Last year saw the driest winter — the rainy season in Chile — this century, with 71 percent lower rainfall for Santiago than usual, according to the national meteorological office.

Predictions are equally dire for the southern-hemisphere winter about to start with the Mapocho River at 57 percent of capacity, the Maipo River at 61 percent and the El Yeso reservoir at just over two-thirds full.

City authorities are bracing for tough times ahead.

“We can’t make it rain. That is out of our hands, but we can prepare for… an extreme situation,” said Claudio Orrego, governor of Santiago.

Last week, the municipal government announced a four-step crisis plan that starts with encouraging voluntary water conservation but could end in a “Red Alert” phase of rationing.

If the water runs out, cuts will be rolled out to one sector of the city at a time, for a maximum of 24 hours each, under the plan.

It could affect some 142,000 households supplied by the Mapocho River, which bypasses Santiago from east to west, and another 1.5 million that rely on the Maipo River to the south.

– 100,000 trees –

Every day, agricultural engineer Pablo Lacalle — head of water resources at the Santiago Metropolitan Park (Parquemet) — guages the level of the Mapocho River.

Last year, the water level fell by more than half, according to official data.

“We have to plan… to know how much irrigation capacity we will have,” Lacalle told AFP with a concerned look.
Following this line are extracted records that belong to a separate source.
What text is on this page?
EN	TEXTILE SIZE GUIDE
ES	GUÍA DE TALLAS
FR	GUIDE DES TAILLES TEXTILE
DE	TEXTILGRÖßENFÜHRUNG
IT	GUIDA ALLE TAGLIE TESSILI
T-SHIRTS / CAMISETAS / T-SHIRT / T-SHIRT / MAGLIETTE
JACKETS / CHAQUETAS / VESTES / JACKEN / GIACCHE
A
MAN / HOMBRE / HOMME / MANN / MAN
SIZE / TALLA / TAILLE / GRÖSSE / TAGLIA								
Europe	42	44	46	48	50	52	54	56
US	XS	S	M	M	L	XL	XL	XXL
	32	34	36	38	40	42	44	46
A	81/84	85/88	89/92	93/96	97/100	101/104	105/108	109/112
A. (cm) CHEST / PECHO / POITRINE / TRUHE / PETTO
“We have a deficit of about 87 percent of water in the park compared to previous years… Fifteen years ago the park had enough water to irrigate everything.”
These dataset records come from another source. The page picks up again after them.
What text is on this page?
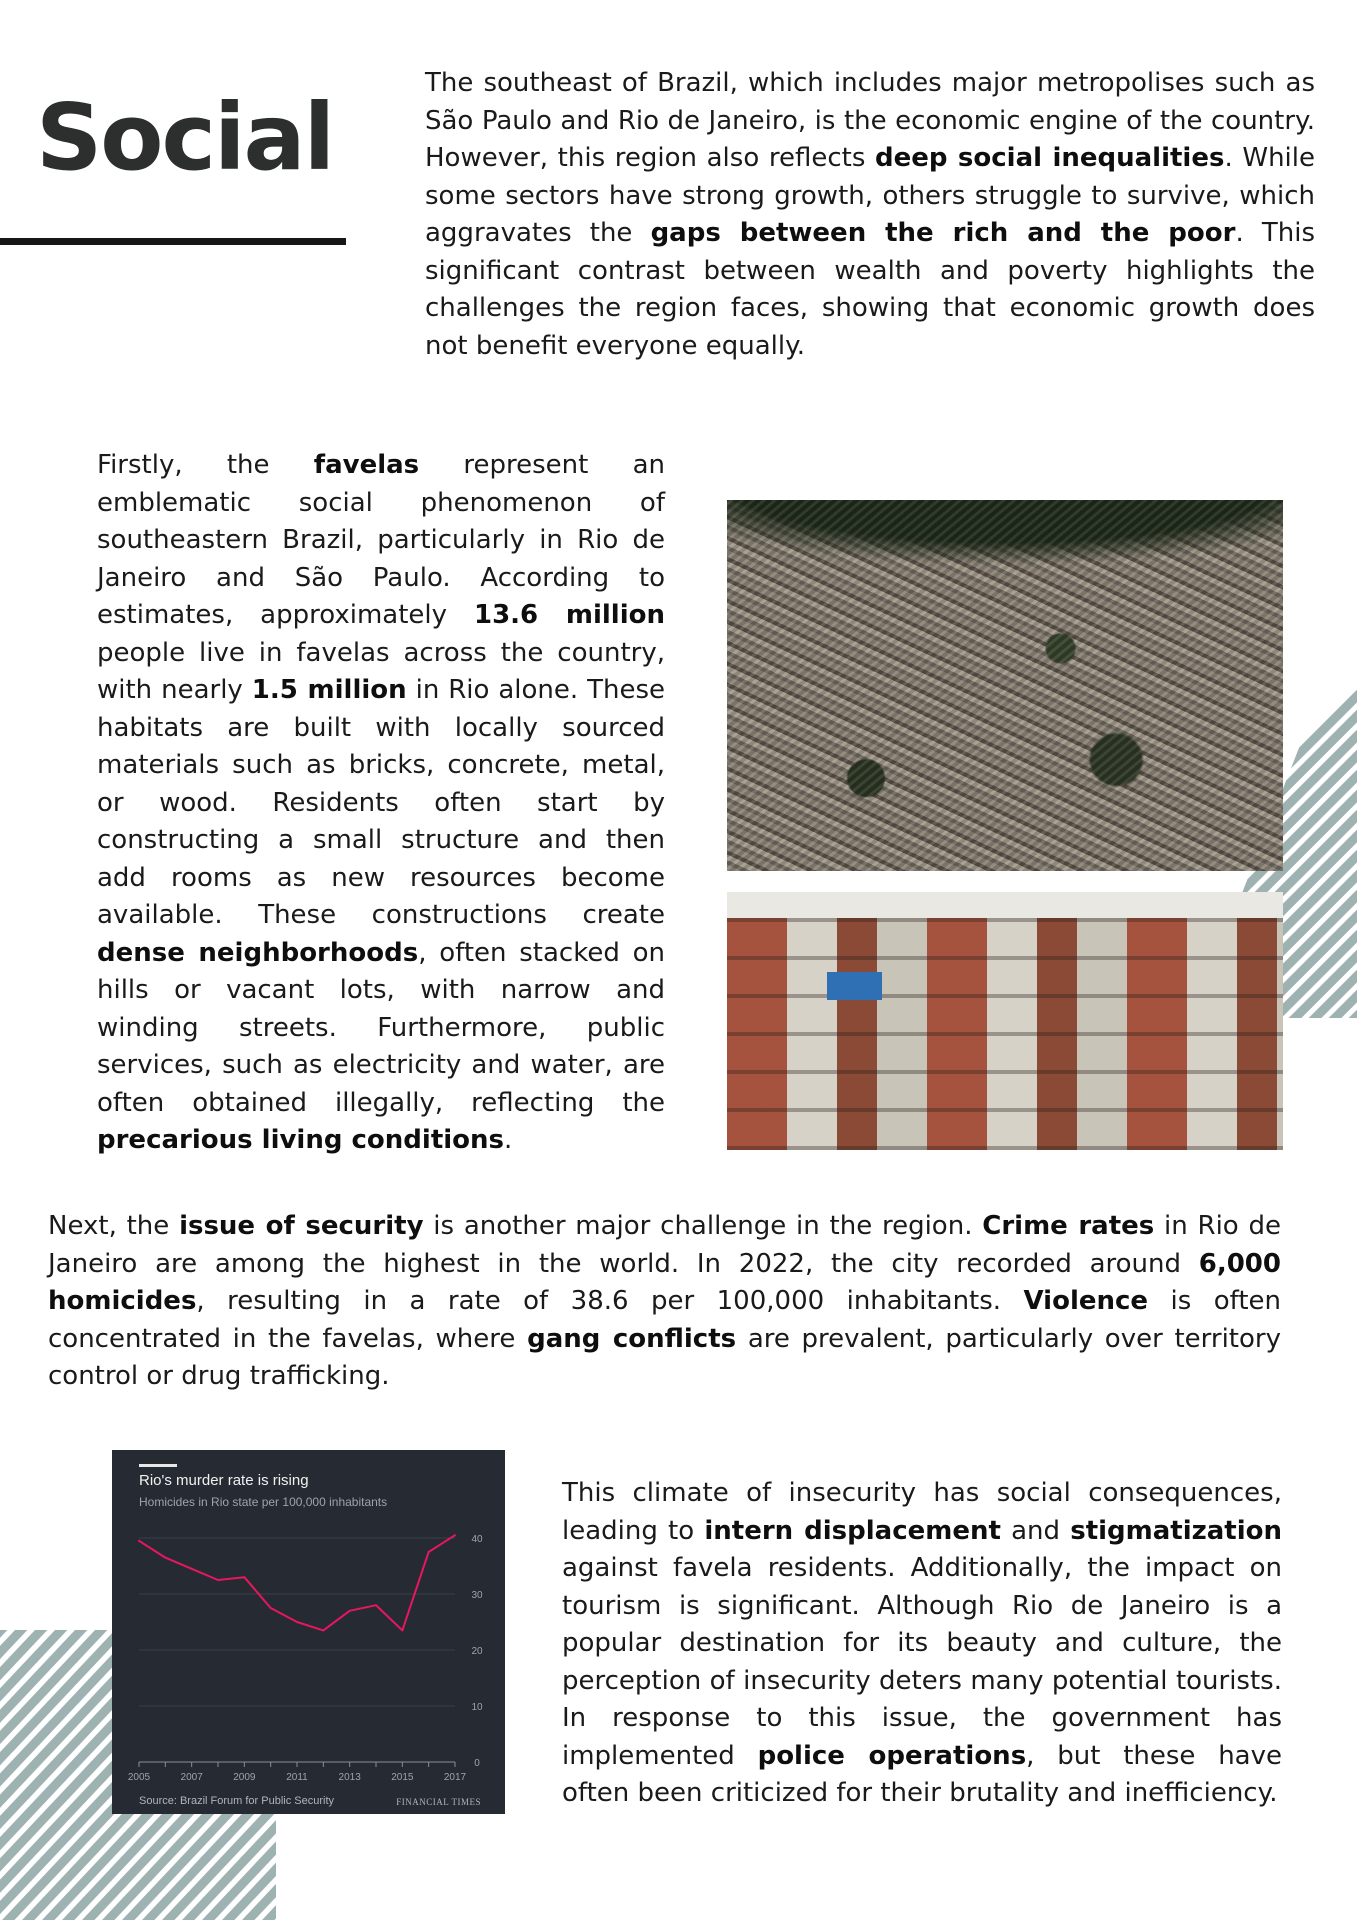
Social

The southeast of Brazil, which includes major metropolises such as São Paulo and Rio de Janeiro, is the economic engine of the country. However, this region also reflects deep social inequalities. While some sectors have strong growth, others struggle to survive, which aggravates the gaps between the rich and the poor. This significant contrast between wealth and poverty highlights the challenges the region faces, showing that economic growth does not benefit everyone equally.

Firstly, the favelas represent an emblematic social phenomenon of southeastern Brazil, particularly in Rio de Janeiro and São Paulo. According to estimates, approximately 13.6 million people live in favelas across the country, with nearly 1.5 million in Rio alone. These habitats are built with locally sourced materials such as bricks, concrete, metal, or wood. Residents often start by constructing a small structure and then add rooms as new resources become available. These constructions create dense neighborhoods, often stacked on hills or vacant lots, with narrow and winding streets. Furthermore, public services, such as electricity and water, are often obtained illegally, reflecting the precarious living conditions.

Next, the issue of security is another major challenge in the region. Crime rates in Rio de Janeiro are among the highest in the world. In 2022, the city recorded around 6,000 homicides, resulting in a rate of 38.6 per 100,000 inhabitants. Violence is often concentrated in the favelas, where gang conflicts are prevalent, particularly over territory control or drug trafficking.

Rio's murder rate is rising
Homicides in Rio state per 100,000 inhabitants
0
10
20
30
40
2005	2007	2009	2011	2013	2015	2017
Source: Brazil Forum for Public Security	FINANCIAL TIMES

This climate of insecurity has social consequences, leading to intern displacement and stigmatization against favela residents. Additionally, the impact on tourism is significant. Although Rio de Janeiro is a popular destination for its beauty and culture, the perception of insecurity deters many potential tourists. In response to this issue, the government has implemented police operations, but these have often been criticized for their brutality and inefficiency.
Faced with the new reality, the park is rolling out a drought-busting re-planting plan.

“We have replaced exotic forest with native forest,” with 100,000 trees replanted in three years on the park’s northern slope, Parquemet director Eduardo Villalobos said.
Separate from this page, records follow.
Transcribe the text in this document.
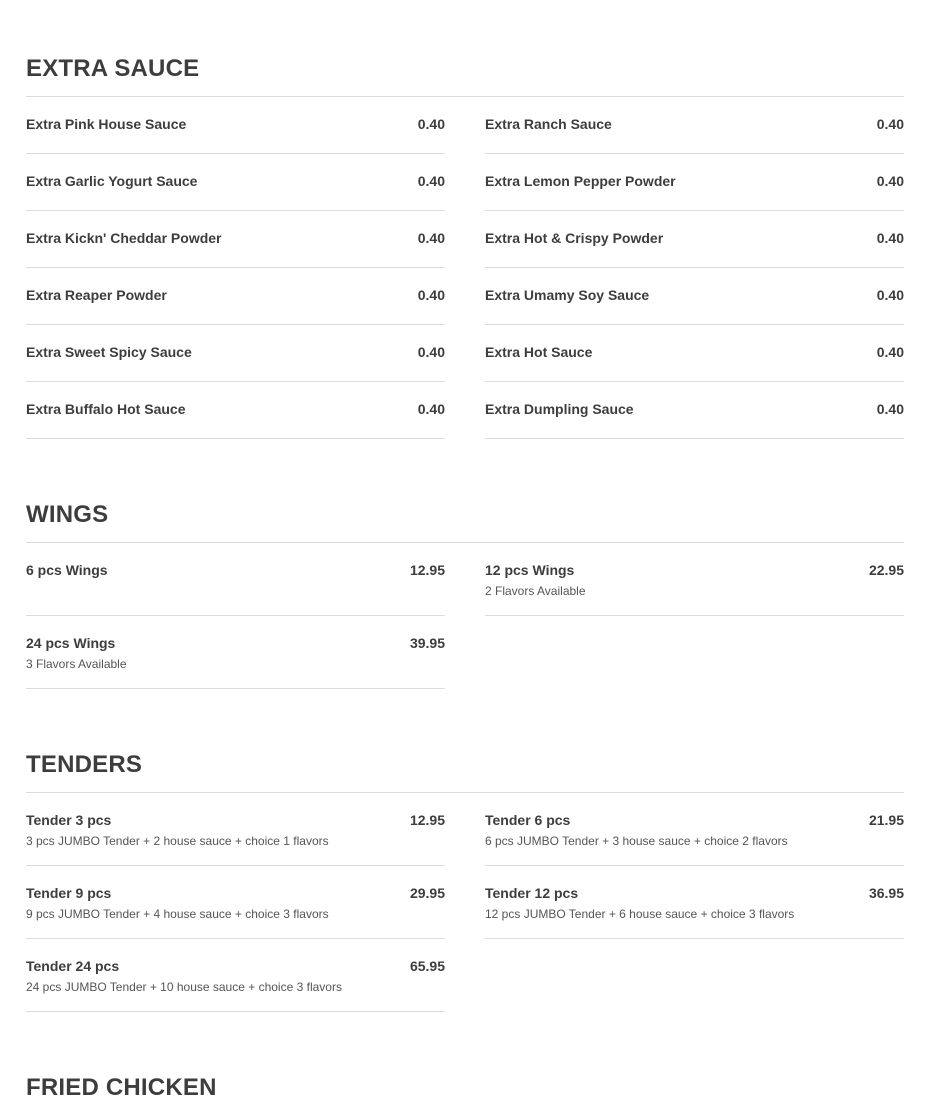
EXTRA SAUCE
Extra Pink House Sauce	0.40	Extra Ranch Sauce	0.40
Extra Garlic Yogurt Sauce	0.40	Extra Lemon Pepper Powder	0.40
Extra Kickn' Cheddar Powder	0.40	Extra Hot & Crispy Powder	0.40
Extra Reaper Powder	0.40	Extra Umamy Soy Sauce	0.40
Extra Sweet Spicy Sauce	0.40	Extra Hot Sauce	0.40
Extra Buffalo Hot Sauce	0.40	Extra Dumpling Sauce	0.40
WINGS
6 pcs Wings	12.95	12 pcs Wings	22.95
2 Flavors Available
24 pcs Wings	39.95
3 Flavors Available
TENDERS
Tender 3 pcs	12.95
3 pcs JUMBO Tender + 2 house sauce + choice 1 flavors
Tender 6 pcs	21.95
6 pcs JUMBO Tender + 3 house sauce + choice 2 flavors
Tender 9 pcs	29.95
9 pcs JUMBO Tender + 4 house sauce + choice 3 flavors
Tender 12 pcs	36.95
12 pcs JUMBO Tender + 6 house sauce + choice 3 flavors
Tender 24 pcs	65.95
24 pcs JUMBO Tender + 10 house sauce + choice 3 flavors
FRIED CHICKEN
Last year, pasture in the park was reduced by 50,000 square meters and replaced with endemic plants.

– Every drop ‘precious’ –

In the city itself, some are starting to take aim at green grass.

Urban architect Joaquin Cerda in 2021 launched a movement against “European-style” grass-lined sidewalks.

His project, “Vereda Nativa” (Native Sidewalk), has so far replaced some 150 square meters (1,600 square feet) of grass in the neighborhood of Pedro de Valdivia Norte with 25 native plant species. 

These were more adept, he said, to the climate of Santiago, “to prolonged drought and to live a long time without water,” he told AFP.

Now, “we water here once a week for half-an-hour using drip irrigation,” said Cerda, reducing water consumption to less than a tenth of what it was before.

“Every drop of water is very precious.”

According to the World Bank, annual precipitation in Chile’s coastal regions has decreased by 15 to 30 percent in the last century, leading to multiple periods of severe drought.

Climate change would likely change the frequency and magnitude of hazards such as wildfires and droughts, with risks for economic growth and public health, it says.

Access to water has become an increasingly contentious point in Chile.

Legally, water is a resource for public use, but the government has granted almost all exploitation rights to the private sector.

Industry accounts for about 20 percent of consumption and agriculture another 70 percent, with avocado — a major Chilean export — a particularly thirsty crop.

This all posed little problem in times of abundance, but drought brought a furious reaction in 2020 when some communities started running out of water.

Protesters occupied a well managed by a copper mining company, demanding it be used to provide water to communities instead.

The Constitutional Convention drafting a proposed new founding law for Chile on Monday approved an article stating that water is an “inalienable public good.”